04 Шаг четвертый - Утешение, которое я нахожу в тебе
7 марта 2017 г. в 10:05
Время неумолимо бежало вперед. Быстрым шагом бежали вперед секунды, часы мерно оттикивали минуты, счет уже пошел на полные часы, а доктор Крессент все не открывала глаза. Винсент в очередной раз проверил пульс — слабый, но прощупывается. Грудь тихо приподнималась и опускалась, дыхание женщины едва ли можно было услышать даже в этой маленькой комнате, в комнате ее личного телохранителя.

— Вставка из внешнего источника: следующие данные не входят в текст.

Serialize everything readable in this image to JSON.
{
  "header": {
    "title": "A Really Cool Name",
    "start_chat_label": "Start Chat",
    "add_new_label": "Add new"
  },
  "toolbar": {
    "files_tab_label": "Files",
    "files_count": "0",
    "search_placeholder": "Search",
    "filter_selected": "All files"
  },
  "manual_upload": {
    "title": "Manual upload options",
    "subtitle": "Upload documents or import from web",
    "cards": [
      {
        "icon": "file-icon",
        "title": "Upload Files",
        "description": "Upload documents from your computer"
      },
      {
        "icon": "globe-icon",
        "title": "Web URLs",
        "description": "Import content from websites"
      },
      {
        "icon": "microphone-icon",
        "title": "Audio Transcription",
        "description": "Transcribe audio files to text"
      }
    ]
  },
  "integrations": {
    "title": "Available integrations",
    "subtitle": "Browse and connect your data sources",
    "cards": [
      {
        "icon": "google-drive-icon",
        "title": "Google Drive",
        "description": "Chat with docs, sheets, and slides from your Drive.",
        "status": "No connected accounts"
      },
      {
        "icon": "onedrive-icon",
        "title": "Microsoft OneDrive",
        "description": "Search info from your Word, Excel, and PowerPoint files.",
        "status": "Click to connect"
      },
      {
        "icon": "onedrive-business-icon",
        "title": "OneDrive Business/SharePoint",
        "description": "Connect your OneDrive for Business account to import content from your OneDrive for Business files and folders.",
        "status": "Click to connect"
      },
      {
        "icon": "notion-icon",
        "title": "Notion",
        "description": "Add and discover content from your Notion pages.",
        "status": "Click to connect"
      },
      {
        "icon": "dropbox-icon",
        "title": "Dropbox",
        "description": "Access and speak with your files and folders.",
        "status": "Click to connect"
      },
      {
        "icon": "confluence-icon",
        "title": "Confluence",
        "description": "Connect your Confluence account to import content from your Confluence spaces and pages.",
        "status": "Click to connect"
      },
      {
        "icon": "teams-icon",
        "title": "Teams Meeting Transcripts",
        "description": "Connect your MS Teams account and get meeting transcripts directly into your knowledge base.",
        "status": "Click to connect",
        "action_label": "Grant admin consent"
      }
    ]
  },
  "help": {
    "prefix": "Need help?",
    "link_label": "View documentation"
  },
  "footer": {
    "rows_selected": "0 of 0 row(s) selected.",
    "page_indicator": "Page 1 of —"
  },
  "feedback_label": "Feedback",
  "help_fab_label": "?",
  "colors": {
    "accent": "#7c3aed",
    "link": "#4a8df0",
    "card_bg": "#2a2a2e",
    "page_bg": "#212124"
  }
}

И он знал, что сделал большую глупость тем самым, что отнес ее сюда, что предоставил заботы о бедной женщине самому себе. Возможно, такая глупость может оказаться одной из последних в его жизни, но что-то сковало движения, не позволило, подняв ее, обессиленную, сраженную ударом боли, отнести к мяснику Ходжо. Несмотря ни на какие доводы рассудка.
А впрочем, ведь молодой Валентайн знал, что все обойдется, этому просто надо время. Дать время изможденному телу, и вот она снова придет в себя. Даже слабо улыбнется, как всегда это делала. Хотя тут трудно говорить о «всегда» такие приступы у нее недавно…
Она жаловалась на плохое самочувствие с самого утра, поэтому и отправилась сейчас отдыхать, но кто знал, что Лукреция даже до личных покоев не дойдет. Вскрикнув, доктор Крессент осела на пол. Молоть что-то вроде «Доктор Крессент, с Вами все в порядке?» было уже попросту бессмысленно — конечно, с ней не все в порядке! Он осторожно обнял ее за плечи, присев рядом; Лукреция дышала прерывисто, тяжело, словно боролась за каждый глоток ценного воздуха.
— Лекарство? — Винсент теперь был просто специалистом по медикаментам, готовым помочь в экстренных ситуациях.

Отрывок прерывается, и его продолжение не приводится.